Man, it sucks to watch the bad guys win over and over. Hayashi isn’t a saint by any means, but at least he tried to get out after the whole “babies” business. Everyone else just sucks, so it dampens my mood even further when Hiroki manages to save Tsukasa. Of course, I expected it. One of the main characters is not going to become and stay a vegetable six episodes into the series. Nevertheless, I can’t help but shake my head at the idea that Hiroki saving Tsukasa is a good, wonderful thing for their creepy, co-dependent relationship. Am I supposed to be elated that Hiroki pulls it off? How can I? As a character, Hiroki has the depth of a puddle. After six episodes, he’s still just a whiny, emotionally-stunted child. Tsukasa is hardly any better after what we learned last week; he was willing to crush both himself and Hayashi just to get back at his former mentor for “abandoning” him. And even if some small part of him does genuinely care for Hiroki, he has admitted to emotionally manipulating his friend. But again, this week’s resolution is treated like a good thing: “Yay, these two shitty characters are reunited!”
These people are either evil (e.g. Tsukasa and Katsuragi) or childishly ignorant of the situation they’re in (e.g. Hiroki and Satoru). Sometimes, shows aren’t about the good guys. Sometimes, they’re about the bad guys. That’s fine, but that doesn’t mean the bad guys should always be rewarded for their bad deeds. I just want these characters to get their comeuppance, but I don’t know if that’ll ever happen. Well, maybe we can get a Banana Fish ending where one of them dies and the other moves on. But hey, at least that series had characters worth rooting for.

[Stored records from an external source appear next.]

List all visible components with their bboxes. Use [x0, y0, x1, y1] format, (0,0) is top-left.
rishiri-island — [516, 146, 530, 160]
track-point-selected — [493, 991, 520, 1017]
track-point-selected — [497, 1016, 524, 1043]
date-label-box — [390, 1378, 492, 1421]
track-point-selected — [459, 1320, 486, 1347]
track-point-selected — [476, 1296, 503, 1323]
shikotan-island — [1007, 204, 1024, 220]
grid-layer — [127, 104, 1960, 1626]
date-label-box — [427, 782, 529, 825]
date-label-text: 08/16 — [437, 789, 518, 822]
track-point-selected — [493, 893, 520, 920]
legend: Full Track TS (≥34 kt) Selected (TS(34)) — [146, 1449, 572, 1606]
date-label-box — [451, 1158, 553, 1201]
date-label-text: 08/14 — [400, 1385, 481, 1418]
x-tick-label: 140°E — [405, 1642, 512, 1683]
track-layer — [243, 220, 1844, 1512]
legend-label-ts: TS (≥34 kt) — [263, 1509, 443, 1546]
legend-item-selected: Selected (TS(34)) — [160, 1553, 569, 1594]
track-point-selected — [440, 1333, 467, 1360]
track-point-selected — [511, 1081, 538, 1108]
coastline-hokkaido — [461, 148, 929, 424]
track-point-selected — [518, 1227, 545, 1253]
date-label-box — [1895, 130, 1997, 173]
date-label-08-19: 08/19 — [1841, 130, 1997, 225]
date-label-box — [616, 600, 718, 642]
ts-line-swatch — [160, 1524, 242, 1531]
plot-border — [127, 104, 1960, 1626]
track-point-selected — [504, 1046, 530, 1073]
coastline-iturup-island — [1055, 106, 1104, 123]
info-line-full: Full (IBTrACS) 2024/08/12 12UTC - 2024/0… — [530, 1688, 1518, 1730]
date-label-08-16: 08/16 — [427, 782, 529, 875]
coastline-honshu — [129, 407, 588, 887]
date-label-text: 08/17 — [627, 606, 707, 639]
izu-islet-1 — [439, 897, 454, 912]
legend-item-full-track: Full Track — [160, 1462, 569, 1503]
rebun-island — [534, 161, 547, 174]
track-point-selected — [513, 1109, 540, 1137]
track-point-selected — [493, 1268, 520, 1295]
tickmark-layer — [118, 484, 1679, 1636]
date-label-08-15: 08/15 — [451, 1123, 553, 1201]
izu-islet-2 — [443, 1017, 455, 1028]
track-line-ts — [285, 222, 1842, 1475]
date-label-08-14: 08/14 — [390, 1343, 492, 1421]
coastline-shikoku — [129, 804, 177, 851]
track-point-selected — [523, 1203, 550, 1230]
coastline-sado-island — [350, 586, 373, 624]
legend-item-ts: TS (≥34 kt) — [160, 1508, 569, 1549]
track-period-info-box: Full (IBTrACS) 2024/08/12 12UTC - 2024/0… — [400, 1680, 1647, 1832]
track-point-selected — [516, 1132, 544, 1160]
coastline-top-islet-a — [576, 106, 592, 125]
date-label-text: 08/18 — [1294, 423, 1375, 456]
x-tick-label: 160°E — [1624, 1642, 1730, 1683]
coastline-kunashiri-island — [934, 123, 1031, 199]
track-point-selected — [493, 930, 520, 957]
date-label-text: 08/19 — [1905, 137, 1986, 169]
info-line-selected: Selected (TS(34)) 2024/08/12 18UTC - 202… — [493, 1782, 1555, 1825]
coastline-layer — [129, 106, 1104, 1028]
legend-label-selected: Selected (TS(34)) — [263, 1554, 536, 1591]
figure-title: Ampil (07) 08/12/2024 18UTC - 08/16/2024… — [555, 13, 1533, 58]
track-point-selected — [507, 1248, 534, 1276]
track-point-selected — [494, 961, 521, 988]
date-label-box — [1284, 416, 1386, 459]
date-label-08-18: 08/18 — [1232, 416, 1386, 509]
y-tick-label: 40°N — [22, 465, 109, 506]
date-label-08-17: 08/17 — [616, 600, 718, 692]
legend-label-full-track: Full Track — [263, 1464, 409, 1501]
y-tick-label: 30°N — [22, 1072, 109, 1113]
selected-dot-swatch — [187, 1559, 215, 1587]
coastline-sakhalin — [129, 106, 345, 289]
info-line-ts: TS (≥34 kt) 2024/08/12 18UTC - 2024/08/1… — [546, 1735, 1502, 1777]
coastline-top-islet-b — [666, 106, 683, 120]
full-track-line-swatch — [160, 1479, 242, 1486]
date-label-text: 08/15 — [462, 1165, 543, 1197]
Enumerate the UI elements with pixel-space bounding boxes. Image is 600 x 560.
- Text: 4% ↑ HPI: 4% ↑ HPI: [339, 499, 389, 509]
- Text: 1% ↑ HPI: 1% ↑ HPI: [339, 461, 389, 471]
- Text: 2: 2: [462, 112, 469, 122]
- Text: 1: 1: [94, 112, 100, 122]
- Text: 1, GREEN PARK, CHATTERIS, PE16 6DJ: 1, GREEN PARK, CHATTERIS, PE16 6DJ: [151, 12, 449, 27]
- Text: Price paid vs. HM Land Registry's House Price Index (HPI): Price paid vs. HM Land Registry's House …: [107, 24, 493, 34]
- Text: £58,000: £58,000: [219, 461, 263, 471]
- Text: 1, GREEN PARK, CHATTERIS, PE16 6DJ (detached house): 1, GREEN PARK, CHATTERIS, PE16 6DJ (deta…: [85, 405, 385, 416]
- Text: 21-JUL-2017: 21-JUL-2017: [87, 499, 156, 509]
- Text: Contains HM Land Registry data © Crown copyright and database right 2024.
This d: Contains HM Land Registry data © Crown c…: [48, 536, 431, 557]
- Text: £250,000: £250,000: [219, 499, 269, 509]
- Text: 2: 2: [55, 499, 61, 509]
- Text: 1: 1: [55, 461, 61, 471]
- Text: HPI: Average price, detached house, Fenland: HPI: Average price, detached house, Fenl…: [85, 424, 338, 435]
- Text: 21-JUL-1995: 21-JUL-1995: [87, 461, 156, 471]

Murenase! Seton Gakuen Ep. 6
— A panda joins the cast, and apparently, she’s a super spoiled idol who likes to go around wreaking havoc. I guess this is meant to represent how pandas are perceived as lazy in real life. Needless to say, it’s up to Jin to tame the
— The new girl has a red panda for a manager. Fun fact: red pandas are closer to raccoons than bears.
— So are pandas truly lazy? People blame this on their diet. See, we humans are pretty lucky. We can be vegans without severely compromising our nutrition. On the other hand, pandas eat bamboo and only bamboo. It’d be like trying to subsist on a bowl of salad everyday. You’d feel dead tired on that diet, right? Of course! After all, our bodies need carbs and protein! So there’s one reason why pandas are lazy.
— At the end of the day, wild animals aren’t meant to be kept in tiny enclosures. Captive animals don’t necessarily behave normally and for good reason.
— Last but not least — and this has nothing to do with the episode — pandas have a hard time mating in captivity. So you know what we did for them? We made panda pornography. That’s right. There’s literally smut for pandas. Considering how this show hasn’t been too shy to mention koala bears eating shit or female hyenas having pseudo-penises, I’m quite disappointed that this episode never brought up panda pornography! I thought we were trying to educate the kids!
— Plot-wise, there isn’t much to say about this episode. Like I said, Jin has to tame the panda girl, which just boils down to forcing her to do her own cooking if she wants to join the cooking club. In the end, it turns out she is turned on by being abused. Who knew pandas were into light S&M play?
— There’s a short bit about how the cat is wary of strangers, which I find kinda odd. She didn’t act that way with any of the other characters. Nevertheless, they stuck the panda in a cage in order for the cat to feel “safe.” Eventually, the cat comes around so Jin’s furry harem grows once more.
— So for people who have never had cats, this is how you introduce a new cat to a home that already has one. No, you don’t stick them in a cage in the middle of the room. Rather, the new cat usually gets to chill in one room for a week or two until both cats get used to (i.e. tolerate) the other cat’s scent.
— Hm, what else to mention…? Oh yeah, the lion gets NTR’d.